I spent all day today at the NIH VBAC Conference. You can catch the rest of the conference tomorrow on Webcast. My head is aching from listening to fourteen presentations, breaking only for lunch. It is also bursting with questions. Here are a few:
Why do doctors continue to talk about whether or not we should "allow" certain women to VBAC rather then supporting a woman's right to choose by offering access to VBAC and information on real risks of attempting VBAC or a repeat cesarean delivery?
Why do we call repeat cesareans ERCDs or Elective Repeat Cesarean Delivery (when you have hospital VBAC bans or individual doctors who do not support VBAC, there certainly isn't much election involved)?

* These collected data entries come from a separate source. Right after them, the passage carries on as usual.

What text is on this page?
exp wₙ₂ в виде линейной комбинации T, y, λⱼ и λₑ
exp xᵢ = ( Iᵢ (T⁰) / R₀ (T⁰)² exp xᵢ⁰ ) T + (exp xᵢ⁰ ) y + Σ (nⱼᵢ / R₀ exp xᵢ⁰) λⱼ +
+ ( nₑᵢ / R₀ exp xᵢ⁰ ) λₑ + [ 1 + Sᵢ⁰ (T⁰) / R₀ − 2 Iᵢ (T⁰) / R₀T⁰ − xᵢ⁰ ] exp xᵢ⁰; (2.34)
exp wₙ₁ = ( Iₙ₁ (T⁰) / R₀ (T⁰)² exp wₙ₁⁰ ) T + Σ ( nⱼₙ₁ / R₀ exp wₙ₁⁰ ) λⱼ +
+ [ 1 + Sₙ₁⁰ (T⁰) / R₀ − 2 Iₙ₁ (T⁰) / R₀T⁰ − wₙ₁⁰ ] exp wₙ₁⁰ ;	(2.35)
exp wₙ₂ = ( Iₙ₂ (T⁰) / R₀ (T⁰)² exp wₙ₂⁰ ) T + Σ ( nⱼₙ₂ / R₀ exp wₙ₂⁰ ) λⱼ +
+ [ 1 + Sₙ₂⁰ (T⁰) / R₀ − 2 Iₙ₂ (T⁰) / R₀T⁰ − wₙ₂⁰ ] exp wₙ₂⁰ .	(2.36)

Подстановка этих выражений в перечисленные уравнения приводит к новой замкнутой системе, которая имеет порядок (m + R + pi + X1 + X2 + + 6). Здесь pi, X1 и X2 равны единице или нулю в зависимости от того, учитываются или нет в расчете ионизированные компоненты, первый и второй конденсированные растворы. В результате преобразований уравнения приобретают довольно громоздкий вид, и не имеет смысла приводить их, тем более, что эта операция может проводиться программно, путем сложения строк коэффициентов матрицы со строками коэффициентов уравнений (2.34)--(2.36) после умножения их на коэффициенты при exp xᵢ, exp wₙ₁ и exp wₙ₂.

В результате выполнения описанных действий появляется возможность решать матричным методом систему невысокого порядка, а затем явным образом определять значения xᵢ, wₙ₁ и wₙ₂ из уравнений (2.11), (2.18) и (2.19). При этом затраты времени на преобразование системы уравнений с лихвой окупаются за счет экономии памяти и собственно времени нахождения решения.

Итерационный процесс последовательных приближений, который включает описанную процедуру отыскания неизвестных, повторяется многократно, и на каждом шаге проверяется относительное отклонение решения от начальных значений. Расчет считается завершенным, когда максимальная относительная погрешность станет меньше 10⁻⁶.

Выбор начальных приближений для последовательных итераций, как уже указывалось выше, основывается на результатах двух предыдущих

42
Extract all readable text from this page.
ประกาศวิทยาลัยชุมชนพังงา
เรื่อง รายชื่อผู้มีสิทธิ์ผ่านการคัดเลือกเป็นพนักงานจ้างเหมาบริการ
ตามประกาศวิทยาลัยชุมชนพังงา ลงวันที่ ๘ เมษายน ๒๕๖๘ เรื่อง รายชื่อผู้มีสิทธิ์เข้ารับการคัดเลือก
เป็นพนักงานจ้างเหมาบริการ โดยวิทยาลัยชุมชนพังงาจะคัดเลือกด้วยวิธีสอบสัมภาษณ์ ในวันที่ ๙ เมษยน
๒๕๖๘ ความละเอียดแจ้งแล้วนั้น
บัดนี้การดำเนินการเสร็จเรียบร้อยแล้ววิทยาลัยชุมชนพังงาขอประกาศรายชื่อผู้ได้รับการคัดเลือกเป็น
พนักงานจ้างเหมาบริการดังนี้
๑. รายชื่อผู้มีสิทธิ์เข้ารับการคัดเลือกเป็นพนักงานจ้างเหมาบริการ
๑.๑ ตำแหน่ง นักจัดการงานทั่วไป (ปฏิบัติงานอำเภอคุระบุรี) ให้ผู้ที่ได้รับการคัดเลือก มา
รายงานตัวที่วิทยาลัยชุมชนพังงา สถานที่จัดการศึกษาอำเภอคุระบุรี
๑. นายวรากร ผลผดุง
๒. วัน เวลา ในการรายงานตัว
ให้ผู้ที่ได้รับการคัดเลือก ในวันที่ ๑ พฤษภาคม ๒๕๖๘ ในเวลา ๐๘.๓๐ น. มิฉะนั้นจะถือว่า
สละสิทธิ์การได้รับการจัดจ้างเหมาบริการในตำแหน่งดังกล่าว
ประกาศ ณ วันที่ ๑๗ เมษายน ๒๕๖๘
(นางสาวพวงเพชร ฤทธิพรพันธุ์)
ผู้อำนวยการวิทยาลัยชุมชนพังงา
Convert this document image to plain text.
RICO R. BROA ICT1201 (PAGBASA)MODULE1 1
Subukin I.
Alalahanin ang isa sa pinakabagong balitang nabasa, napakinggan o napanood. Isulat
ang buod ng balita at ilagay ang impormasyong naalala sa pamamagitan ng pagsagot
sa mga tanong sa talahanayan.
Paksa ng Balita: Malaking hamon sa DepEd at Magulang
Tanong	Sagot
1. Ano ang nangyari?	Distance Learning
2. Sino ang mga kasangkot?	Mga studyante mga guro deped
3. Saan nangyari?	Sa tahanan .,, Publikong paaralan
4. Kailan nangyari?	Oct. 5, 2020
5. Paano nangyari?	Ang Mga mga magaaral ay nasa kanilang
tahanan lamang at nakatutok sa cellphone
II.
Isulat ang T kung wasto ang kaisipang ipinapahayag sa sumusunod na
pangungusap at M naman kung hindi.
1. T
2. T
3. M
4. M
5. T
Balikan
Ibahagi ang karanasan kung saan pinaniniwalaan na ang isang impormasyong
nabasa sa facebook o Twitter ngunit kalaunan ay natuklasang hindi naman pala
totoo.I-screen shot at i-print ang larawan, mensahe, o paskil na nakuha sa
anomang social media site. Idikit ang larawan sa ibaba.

If successful VBACs are safer repeat cesareans and failed VBACs, then why aren't we talking about how to increase our rate of successful VBACs?
Why is it acceptable to talk about Obstetrical studies from other countries but not home birth studies from other countries?
Why can't we talk about the difference between VBAC rates based on birth setting (home, hospital or birth center)? (Instead we talk about university hospitals vs. private hospitals, vs. community hospitals etc.)
Isn't the fact that access to a "trial of labor" would lead to 9/100,000 fewer death a good reason to support VBAC? (From the presentation "Evidence-based Practice Center Presentation II: Maternal Benefits and Harms and Relevant Factors," Jeanne-Marie Guise, M.D., M.P.H)
Time for some ginger tea and honey. More tomorrow.